The 19A Allows Private Broadcasters To Legally Skew Elections!

By Wijayananda Jayaweera –

(This article was first published in the Colombo Telegraph on the 30 March 2015)

The new clause 26 of the proposed constitutional amendment allows private broadcasters to ignore the Election Commission’s media guidelines if the broadcaster informs the EC in advance of its intention to support a particular a political party of its choice. The first version of this text even allowed the state broadcaster to take a partisan position during the election, but now the new text has limited the partisan broadcasting only to private broadcasters. Irrespective of this change what this provision allows is a totally ill advised practice which has all the potentials to undermine the conduct of a free and fair elections. The need to go into such operational details about election related media functions in a constitutional text is also unheard of.

Let me explain as to why this provision is an ill conceived one.

I have no quarrel if a national newspaper takes a public stand to support a particular candidate or a political party during an election. The newspapers are published entirely by private enterprises without utilising any commonly owned public resources for its sustenance. The readers who wants to reinforce their own electoral positions would free to purchase the newspaper which publicly support their preferred political position or the candidate.

But broadcasting is a completely different matter. Theoretically, each and every person of Sri Lanka can establish his or her newspaper, but scarcity of broadcast frequencies allows only few privileged persons to own and operate the broadcasting services. Therefore, allowing private broadcasters to become partisans during an election is certainly an abuse of that privilege. The private broadcasters, though are organised as private enterprises cannot operate without use of the spectrum, which is clearly a public property. The spectrum is allocated to both public and private broadcasters, under a licence, on the understanding that they have to provide must carry services in the public interest. A fair and comprehensive coverage of the election is one of those must carry services which should be provided by broadcasters, irrespective of their ownership type.

This would mean that all broadcasters should give due weight to the coverage of major parties during the elections with appropriate coverage to other parties and independent candidates with significant views and perspectives, thus enabling the voter to make a well informed decision.

Allowing private broadcasters to become partisan broadcasters during elections would skew the election results because it engages far more significant financial interest and much more powerful messaging from the powerful groups. A biased article in a newspaper is simply not the same as biased manifested through TV. After all choice of media doesn’t work in the same way. If I am a right wing supporter I only buy and read right wing newspapers, so my choices are respected. But since TV is essentially an entertainment medium I watch the entertainment shows I like, whatever channels they are on. Thus, allowing private TV channels to take sides during an election will be a great disadvantage to those parties and candidates who cannot retain the support of private broadcasters. This will create a very uneven playing field for the contestants who are not supported by private broadcasters.

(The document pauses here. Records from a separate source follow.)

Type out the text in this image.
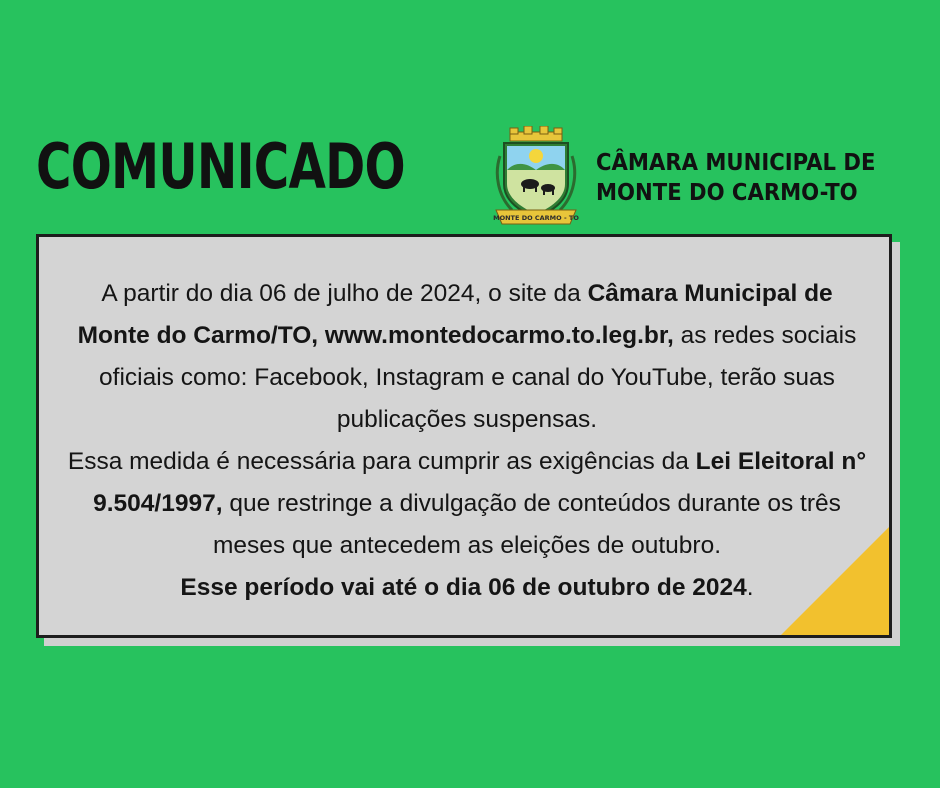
COMUNICADO
MONTE DO CARMO - TO
CÂMARA MUNICIPAL DE
MONTE DO CARMO-TO

A partir do dia 06 de julho de 2024, o site da Câmara Municipal de Monte do Carmo/TO, www.montedocarmo.to.leg.br, as redes sociais oficiais como: Facebook, Instagram e canal do YouTube, terão suas publicações suspensas.

Essa medida é necessária para cumprir as exigências da Lei Eleitoral n° 9.504/1997, que restringe a divulgação de conteúdos durante os três meses que antecedem as eleições de outubro.

Esse período vai até o dia 06 de outubro de 2024.
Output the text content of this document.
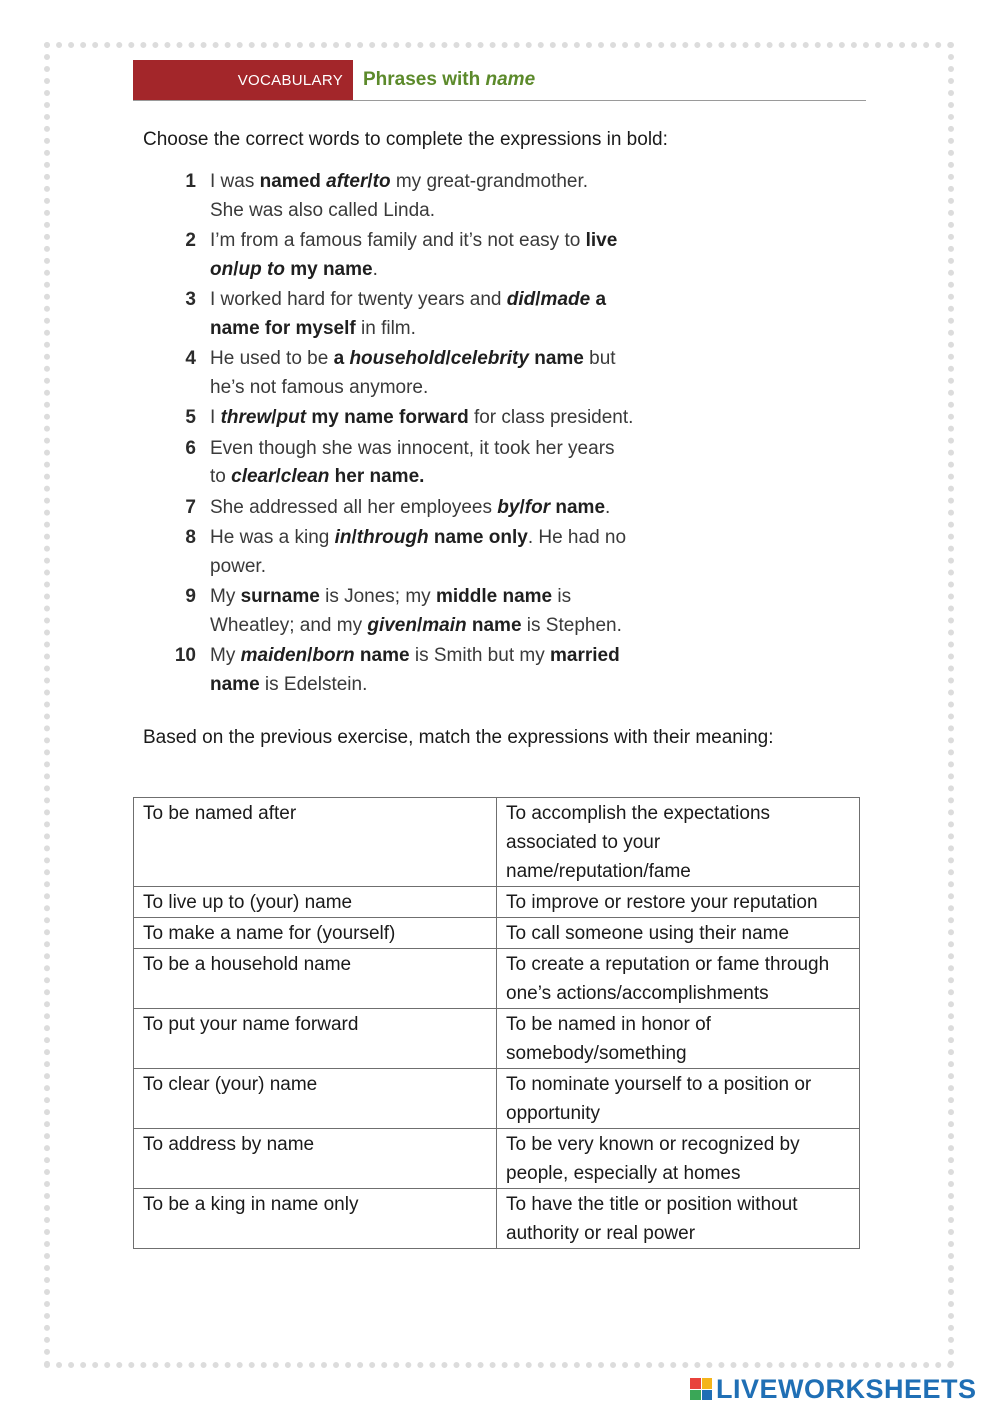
VOCABULARY	Phrases with name
Choose the correct words to complete the expressions in bold:
1 I was named after/to my great-grandmother.
She was also called Linda.
2 I’m from a famous family and it’s not easy to live
on/up to my name.
3 I worked hard for twenty years and did/made a
name for myself in film.
4 He used to be a household/celebrity name but
he’s not famous anymore.
5 I threw/put my name forward for class president.
6 Even though she was innocent, it took her years
to clear/clean her name.
7 She addressed all her employees by/for name.
8 He was a king in/through name only. He had no
power.
9 My surname is Jones; my middle name is
Wheatley; and my given/main name is Stephen.
10 My maiden/born name is Smith but my married
name is Edelstein.
Based on the previous exercise, match the expressions with their meaning:
To be named after	To accomplish the expectations associated to your name/reputation/fame
To live up to (your) name	To improve or restore your reputation
To make a name for (yourself)	To call someone using their name
To be a household name	To create a reputation or fame through one’s actions/accomplishments
To put your name forward	To be named in honor of somebody/something
To clear (your) name	To nominate yourself to a position or opportunity
To address by name	To be very known or recognized by people, especially at homes
To be a king in name only	To have the title or position without authority or real power
LIVEWORKSHEETS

None of the existing private broadcasting institutions are owned through a transparent and justifiable licencing process. Thus they are not really accountable to the audiences and there is no independent oversight authority to see that broadcast media functions in the public interest. On top of that, the proposed exemption which allows private broadcasters to ignore the guidelines established to ensure a fair coverage of elections, would make it even constitutional to skew the elections through partisan broadcasting by the powerful.

Election is a time in which voters are expected to make well thought out informed decisions, largely based on the political experiences reflected through news media. Allegations of media bias are very common at election time and usually they are difficult to either prove or disprove. But it is essential to have a system of checks and balances particularly for broadcast media to look out for and correct any imbalances in coverage. Were the camera shots and angles manipulative? Were the questions balanced? Were the significant viewpoints covered? Were the opinion polls credible and professional ? etc?

We know that the more commercialised a particular media system is, more likely it is that politics will be framed as a game rather than issues. This kind of framing requires less interest and knowledge from the audience. It is precisely for that reason why we need media guidelines which would compel the private broadcasters at least during the election times to engage their audiences more as citizens than mere consumers.

Can we really assure a fair and honest coverage of electoral politics if we make it entirely legal for the private broadcasters to become partisan and ignore the Election Commission’s media guidelines?. It is true, that in the US the first amendment disallows regulating media behaviours during elections, regardless of any objectionable or irresponsible election coverages they may do. But in all other established democracies obligation of fair, impartial and non partisan approach to election coverage is ensured across all type of broadcasting media through guidelines on election coverages issued by an independent Election Commission.

Therefore, we should request the legislators to withdraw the proposed exemption which exclusively allows private broadcasting services to become partisan broadcasters during the elections, which is totally unwarranted and undemocratic.